# Finishing Leopardwood?



## Elvee61 (Feb 26, 2012)

Does anyone have experience in finishing this interesting wood?  

The wood itself has a gorgeous spotted grain, but finishing it has been challenging.  Finishing it with CA comes out looking dull and lifeless.  Same with EEE and Shellawax.   

I just can't get it to "pop" and get that 3d look that I expect after umpteen coats of CA.  The pens just end looking flat and dull, almost like I wrapped them with a cheap vinyl veneer, and nobody's going to want to buy that.


----------



## hunter-27 (Feb 26, 2012)

I have not had that same problem.  It has been difficult to keep the scratch pattern consistant on the "spots" for me at times but no problem in finishing it that I recall.


----------



## reiddog1 (Feb 26, 2012)

I would put a quick coat of BLO on it before CA.  It may help with popping the pattern.  Just my 2 pennys.  Hope this helps.

Dave


----------



## Fibonacci (Feb 26, 2012)

I finished the couple that I did with linseed oil and CA and had great results.


----------



## SDB777 (Feb 26, 2012)

reiddog1 said:


> I would put a* quick coat of BLO* on it before CA. It may help with popping the pattern. Just my 2 pennys. Hope this helps.
> 
> Dave


 

Nothing pops it like BLO!  The grain, that is.


Scott


----------



## leehljp (Feb 26, 2012)

The finer you sand it the wood before CA or BLO, the more the 3D look (referred to as "chatoyance" among woodworkers and pen turners) comes out. I am talking about 600 SP, then 800. Burnishing or rubbing with a fine cloth or paper towel at 1000 - 2000 RPM will bring the grain out as much as can be expected. Then do the same burnishing with the paper towel and BLO.

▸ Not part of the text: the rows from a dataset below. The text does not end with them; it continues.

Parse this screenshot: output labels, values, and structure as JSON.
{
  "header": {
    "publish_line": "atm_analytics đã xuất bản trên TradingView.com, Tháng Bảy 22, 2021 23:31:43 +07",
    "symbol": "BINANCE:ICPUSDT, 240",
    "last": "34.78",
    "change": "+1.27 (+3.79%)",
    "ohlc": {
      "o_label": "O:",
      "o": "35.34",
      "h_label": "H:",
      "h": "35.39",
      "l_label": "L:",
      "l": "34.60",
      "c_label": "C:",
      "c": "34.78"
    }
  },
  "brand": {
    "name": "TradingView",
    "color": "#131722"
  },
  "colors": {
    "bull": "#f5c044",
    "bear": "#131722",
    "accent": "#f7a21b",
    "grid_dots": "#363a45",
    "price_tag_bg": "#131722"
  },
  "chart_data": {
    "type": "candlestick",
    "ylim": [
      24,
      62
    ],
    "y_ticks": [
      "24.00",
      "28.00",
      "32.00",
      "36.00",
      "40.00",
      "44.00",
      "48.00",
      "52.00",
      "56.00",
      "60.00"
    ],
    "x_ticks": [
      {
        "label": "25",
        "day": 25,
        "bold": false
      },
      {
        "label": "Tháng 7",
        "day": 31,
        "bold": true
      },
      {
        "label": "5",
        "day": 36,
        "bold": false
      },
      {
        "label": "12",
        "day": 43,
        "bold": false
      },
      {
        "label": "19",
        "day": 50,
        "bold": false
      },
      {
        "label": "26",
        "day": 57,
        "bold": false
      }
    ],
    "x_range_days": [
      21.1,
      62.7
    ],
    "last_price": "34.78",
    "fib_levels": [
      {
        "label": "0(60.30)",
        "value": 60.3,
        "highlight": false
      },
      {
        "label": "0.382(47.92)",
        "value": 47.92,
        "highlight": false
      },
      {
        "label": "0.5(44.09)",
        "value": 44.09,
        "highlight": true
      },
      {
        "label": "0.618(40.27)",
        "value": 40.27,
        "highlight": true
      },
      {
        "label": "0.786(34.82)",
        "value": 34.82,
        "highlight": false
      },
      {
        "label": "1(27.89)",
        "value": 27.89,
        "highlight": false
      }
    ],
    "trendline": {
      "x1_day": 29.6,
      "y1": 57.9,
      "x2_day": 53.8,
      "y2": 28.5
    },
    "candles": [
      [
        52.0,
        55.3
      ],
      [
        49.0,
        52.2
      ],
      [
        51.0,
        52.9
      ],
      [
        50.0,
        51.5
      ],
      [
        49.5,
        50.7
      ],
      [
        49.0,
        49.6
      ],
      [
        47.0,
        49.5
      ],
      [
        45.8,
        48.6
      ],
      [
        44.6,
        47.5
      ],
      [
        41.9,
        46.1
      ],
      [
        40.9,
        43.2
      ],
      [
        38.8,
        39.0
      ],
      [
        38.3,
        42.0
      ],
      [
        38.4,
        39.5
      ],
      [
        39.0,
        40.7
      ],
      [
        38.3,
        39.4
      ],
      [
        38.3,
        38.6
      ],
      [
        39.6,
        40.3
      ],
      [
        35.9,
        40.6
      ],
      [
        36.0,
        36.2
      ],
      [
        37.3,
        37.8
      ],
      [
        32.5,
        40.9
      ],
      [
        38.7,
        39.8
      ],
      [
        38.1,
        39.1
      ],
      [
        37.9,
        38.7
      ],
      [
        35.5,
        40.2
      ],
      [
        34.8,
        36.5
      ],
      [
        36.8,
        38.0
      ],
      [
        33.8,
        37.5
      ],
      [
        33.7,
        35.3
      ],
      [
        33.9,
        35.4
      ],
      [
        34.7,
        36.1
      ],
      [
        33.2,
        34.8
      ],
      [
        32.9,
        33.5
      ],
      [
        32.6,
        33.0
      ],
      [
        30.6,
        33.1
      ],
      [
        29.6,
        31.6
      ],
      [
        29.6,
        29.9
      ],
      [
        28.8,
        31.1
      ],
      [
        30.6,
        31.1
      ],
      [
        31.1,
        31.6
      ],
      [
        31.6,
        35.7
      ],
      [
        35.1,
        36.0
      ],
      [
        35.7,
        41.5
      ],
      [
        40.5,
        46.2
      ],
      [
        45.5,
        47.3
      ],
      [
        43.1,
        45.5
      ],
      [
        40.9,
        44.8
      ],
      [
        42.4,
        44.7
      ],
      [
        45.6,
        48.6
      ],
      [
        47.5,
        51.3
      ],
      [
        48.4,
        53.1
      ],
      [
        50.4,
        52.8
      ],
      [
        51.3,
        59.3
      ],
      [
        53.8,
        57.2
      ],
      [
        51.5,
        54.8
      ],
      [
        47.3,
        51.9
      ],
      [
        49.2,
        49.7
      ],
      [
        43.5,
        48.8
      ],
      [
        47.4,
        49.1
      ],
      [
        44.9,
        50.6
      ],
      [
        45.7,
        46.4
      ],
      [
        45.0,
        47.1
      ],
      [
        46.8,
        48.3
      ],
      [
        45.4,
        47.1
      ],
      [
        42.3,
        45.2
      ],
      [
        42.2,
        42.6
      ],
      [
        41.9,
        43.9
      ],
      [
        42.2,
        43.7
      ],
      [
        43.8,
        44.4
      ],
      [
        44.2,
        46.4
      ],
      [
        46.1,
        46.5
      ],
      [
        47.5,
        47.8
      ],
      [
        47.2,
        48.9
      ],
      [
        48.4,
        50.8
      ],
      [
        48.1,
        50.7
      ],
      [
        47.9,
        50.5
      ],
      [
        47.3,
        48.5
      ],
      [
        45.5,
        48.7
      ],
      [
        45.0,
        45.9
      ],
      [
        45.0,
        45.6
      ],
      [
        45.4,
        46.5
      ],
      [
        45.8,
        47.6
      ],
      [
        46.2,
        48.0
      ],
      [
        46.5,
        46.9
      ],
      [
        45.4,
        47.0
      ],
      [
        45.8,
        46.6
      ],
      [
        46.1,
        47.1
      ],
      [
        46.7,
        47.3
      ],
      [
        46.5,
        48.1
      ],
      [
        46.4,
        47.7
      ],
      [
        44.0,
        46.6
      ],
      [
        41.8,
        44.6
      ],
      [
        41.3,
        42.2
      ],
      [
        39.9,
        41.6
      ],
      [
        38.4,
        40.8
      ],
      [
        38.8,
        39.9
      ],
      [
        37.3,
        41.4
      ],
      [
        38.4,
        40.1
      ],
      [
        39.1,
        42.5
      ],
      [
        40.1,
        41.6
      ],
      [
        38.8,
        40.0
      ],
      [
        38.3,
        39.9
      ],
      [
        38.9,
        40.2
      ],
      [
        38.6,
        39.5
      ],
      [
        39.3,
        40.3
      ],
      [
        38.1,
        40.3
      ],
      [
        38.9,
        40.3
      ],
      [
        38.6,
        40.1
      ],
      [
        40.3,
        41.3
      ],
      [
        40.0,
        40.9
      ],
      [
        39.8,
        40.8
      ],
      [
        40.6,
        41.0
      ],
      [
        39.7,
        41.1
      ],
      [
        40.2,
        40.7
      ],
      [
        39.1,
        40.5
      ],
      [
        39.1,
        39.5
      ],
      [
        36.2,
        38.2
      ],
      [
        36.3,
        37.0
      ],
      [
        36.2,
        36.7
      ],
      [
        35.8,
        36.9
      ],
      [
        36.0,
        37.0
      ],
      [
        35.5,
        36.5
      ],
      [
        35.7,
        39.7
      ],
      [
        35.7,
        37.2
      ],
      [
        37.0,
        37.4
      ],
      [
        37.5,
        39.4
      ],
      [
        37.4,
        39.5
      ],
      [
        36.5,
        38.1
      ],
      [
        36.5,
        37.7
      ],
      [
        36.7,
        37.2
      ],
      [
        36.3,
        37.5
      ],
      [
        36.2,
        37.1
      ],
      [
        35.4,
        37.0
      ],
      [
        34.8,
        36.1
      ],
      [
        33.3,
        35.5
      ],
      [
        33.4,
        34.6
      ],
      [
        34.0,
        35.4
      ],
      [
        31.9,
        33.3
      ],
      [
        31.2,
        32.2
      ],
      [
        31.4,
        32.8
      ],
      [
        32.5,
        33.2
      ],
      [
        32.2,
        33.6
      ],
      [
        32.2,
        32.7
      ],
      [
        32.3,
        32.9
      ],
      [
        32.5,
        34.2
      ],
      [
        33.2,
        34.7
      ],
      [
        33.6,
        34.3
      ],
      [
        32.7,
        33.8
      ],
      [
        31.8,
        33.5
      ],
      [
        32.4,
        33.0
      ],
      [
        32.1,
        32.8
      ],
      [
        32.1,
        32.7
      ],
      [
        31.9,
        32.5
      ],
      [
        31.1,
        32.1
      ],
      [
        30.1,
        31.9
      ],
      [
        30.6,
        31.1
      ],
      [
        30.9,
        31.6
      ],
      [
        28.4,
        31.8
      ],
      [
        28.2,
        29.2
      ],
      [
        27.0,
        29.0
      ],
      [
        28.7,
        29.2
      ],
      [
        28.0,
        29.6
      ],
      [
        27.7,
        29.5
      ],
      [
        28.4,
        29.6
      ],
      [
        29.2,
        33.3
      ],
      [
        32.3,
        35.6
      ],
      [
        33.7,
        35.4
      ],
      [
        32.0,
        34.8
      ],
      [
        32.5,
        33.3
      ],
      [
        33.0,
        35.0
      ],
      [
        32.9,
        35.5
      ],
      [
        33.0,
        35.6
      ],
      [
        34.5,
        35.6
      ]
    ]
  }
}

Since you have already added CA, strip it back to the wood by sanding or using a just sharpened scraper chisel or skew and light delicate touches. If using sandpaper, I would NOT use anything lower than 400 SP to sand back to the wood, or you run the risk of scratches that will be magnified once you get the wood into the chatoyance state that you want. Once the wood is uncovered, sand up to 800, burnish, add the BLO, burnish, then add the finish.

Clarification:
You mentioned that the pens "looked flat and almost dull". Are you referring to the fact that it is not "3D", - Or that it does not have a "shine"? Not having a "shine" is a different problem from my above answer and the other folks answer.


----------



## Elvee61 (Feb 27, 2012)

Thanks for all the advice!  I changed over and turned some walnut and box elder to see if it was me, my tools or materials (I bought my can of BLO the same year my 14-year-old daughter was born, don't know if that stuff goes bad).  Everything shines and has that 'depth' that I expect.

Went back and turned another piece of leopardwood from the same batch, and it still looks dull and lifeless after I'm finished.  No shine, no depth.  Looking at the finish with a bright light and magnifying glass shows that the CA has a slight greyish tint and looks "dirty".  I always give my pieces a wipe with some denatured alcohol before I start in with the CA, so I don't think it's dust.  

I'm going to scrape and sand all these back to bare wood and try giving the pieces an acetone bath and put on several coats of sanding sealer before I finish them again.  I suspect that something in (or on) this batch of leopardwood is reacting with the CA.  

Thanks for all your help, guys.  I hope I can solve this mystery.  These blanks have some beautiful grain that I'd like to see all nice and shiny.


----------



## mkihne (Feb 29, 2012)

I have a leopardwood Father Sing in my hand as we speak. I made this pen 5 years or so ago. I finished through micromesh 12000 and used sanding sealer(probably not necessary on this fine grain) and used Myland's friction polish. My pen, following 5 years of fairly consistent use, still has the "satin side of high gloss" look that it was given. On many woods, probably most, my preference is to avoid the high gloss CA look(just me, likely). The grain detail is superb. Just something to try and compare.


----------